Serge Smertin - Databricks

Serge Smertin

Software Engineer, Adyen

Serge Smertin is full-cycle Software Engineer focusing on data solutions, security and heterogeneous system integration. During his career worked on various projects starting from ETL systems for e-commerce industry to large-scale malware forensic analysis platforms for cyber-threat intelligence industry hands on with scripting on Perl and Bash to distributed services on Java and Scala. Currently Serge is working for payments service provider Adyen, where he is leading Monitoring Stream, which focuses on real-time anomaly detection and decision support systems. Previously he was building data science platform using Apache Spark and Jupyter to scale up data initiatives.
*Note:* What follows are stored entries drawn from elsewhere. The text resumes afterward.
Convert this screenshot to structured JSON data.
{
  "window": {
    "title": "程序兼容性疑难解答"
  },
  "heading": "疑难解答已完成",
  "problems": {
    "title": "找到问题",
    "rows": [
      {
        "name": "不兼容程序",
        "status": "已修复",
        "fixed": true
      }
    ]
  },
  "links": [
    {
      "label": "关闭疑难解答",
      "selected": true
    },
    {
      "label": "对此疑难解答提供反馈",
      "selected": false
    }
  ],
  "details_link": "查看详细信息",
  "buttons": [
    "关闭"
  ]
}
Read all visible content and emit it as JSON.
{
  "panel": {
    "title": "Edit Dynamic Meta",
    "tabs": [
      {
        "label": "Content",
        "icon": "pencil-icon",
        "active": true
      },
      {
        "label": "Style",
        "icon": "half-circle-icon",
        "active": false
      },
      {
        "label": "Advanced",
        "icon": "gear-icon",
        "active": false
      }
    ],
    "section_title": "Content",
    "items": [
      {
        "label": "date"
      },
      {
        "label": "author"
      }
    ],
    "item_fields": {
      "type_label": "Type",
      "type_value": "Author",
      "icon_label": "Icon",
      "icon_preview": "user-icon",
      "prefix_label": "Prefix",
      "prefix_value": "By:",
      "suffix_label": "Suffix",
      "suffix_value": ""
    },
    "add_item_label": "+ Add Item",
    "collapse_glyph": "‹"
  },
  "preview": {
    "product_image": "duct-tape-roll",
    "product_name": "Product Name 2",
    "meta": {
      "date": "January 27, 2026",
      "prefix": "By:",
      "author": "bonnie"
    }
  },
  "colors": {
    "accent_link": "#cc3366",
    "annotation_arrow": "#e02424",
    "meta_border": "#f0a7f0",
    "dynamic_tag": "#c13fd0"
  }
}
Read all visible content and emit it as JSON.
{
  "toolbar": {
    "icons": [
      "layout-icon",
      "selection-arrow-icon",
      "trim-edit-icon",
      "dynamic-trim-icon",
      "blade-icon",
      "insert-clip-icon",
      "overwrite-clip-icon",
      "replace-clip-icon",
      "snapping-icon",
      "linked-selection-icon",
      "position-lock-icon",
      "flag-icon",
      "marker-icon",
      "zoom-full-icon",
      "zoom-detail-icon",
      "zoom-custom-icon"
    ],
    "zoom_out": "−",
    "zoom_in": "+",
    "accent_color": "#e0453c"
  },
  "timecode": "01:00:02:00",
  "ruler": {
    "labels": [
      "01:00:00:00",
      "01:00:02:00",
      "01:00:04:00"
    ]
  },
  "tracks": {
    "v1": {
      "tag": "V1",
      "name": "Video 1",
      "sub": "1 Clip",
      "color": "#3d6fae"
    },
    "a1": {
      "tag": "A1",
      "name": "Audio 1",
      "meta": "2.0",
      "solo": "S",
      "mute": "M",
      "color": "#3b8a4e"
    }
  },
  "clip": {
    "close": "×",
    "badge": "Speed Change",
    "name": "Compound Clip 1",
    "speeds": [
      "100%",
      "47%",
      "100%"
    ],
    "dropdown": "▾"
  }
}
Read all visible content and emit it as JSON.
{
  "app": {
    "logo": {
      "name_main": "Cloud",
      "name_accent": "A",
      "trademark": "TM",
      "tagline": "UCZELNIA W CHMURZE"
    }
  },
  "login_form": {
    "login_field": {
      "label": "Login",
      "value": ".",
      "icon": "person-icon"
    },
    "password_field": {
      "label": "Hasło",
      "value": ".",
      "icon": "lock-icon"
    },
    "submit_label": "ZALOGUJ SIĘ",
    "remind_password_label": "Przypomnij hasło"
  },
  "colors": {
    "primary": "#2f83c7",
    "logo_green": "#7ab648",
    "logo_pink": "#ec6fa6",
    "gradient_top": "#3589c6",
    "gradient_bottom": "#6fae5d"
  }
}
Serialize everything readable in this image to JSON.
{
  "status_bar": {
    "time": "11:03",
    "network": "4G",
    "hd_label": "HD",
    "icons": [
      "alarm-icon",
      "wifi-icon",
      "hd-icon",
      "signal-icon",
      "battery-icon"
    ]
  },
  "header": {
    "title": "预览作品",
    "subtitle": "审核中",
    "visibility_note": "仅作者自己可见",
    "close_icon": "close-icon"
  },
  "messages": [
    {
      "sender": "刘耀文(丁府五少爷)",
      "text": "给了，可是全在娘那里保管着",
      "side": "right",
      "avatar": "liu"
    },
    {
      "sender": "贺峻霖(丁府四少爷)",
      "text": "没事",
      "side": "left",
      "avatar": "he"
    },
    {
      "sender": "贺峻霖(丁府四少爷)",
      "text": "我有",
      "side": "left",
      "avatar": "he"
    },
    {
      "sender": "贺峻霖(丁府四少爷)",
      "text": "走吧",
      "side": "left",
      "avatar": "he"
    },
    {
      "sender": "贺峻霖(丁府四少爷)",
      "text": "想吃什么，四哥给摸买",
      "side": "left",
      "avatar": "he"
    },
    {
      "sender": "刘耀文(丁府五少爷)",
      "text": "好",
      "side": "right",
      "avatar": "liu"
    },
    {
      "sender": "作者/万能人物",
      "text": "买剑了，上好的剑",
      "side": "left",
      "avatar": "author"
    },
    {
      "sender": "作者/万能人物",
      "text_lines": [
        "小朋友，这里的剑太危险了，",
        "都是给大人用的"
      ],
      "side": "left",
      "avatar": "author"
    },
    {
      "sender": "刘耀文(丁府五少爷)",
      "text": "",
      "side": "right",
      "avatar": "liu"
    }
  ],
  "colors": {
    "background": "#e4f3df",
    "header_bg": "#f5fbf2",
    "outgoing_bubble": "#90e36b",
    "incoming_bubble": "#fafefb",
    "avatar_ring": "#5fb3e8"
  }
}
Scalable Time Series Forecasting and Monitoring using Apache Spark and ElasticSearch at AdyenSummit Europe 2019

Adyen enables integrating companies to accept payments from their customers using any payment method over any sales channel. We have designed and implemented a time series forecasting algorithm that allows us to predict the volume for each integration with confidence and thus be able to flag anomalies such as traffic drop or abnormally low traffic. We are using Apache Spark as our computational engine both to make this data available to the training process as well as to train over years of data in a scalable way. The prediction performances are benchmarked and the models are served in production through custom real-time monitoring and alerting infrastructure that uses ElasticSearch as hot storage. With this state-of-the-art solution, Adyen knows whether a problem happened and can alert the operational teams accordingly in a record time. This presentation will cover the journey we took with focus on the mathematical concepts, the present time constraints, the prediction performances, and the architecture needed to make this happen. We'll go over lessons learned, pitfalls, and best practices discovered on modeling time series datasets with Apache Spark. Data Scientists would be able to gain insights on applying effective and real-life seasonality modeling techniques. We'll share our approaches used for sub-millisecond model serving that would inspire Data Engineers who work on related problems.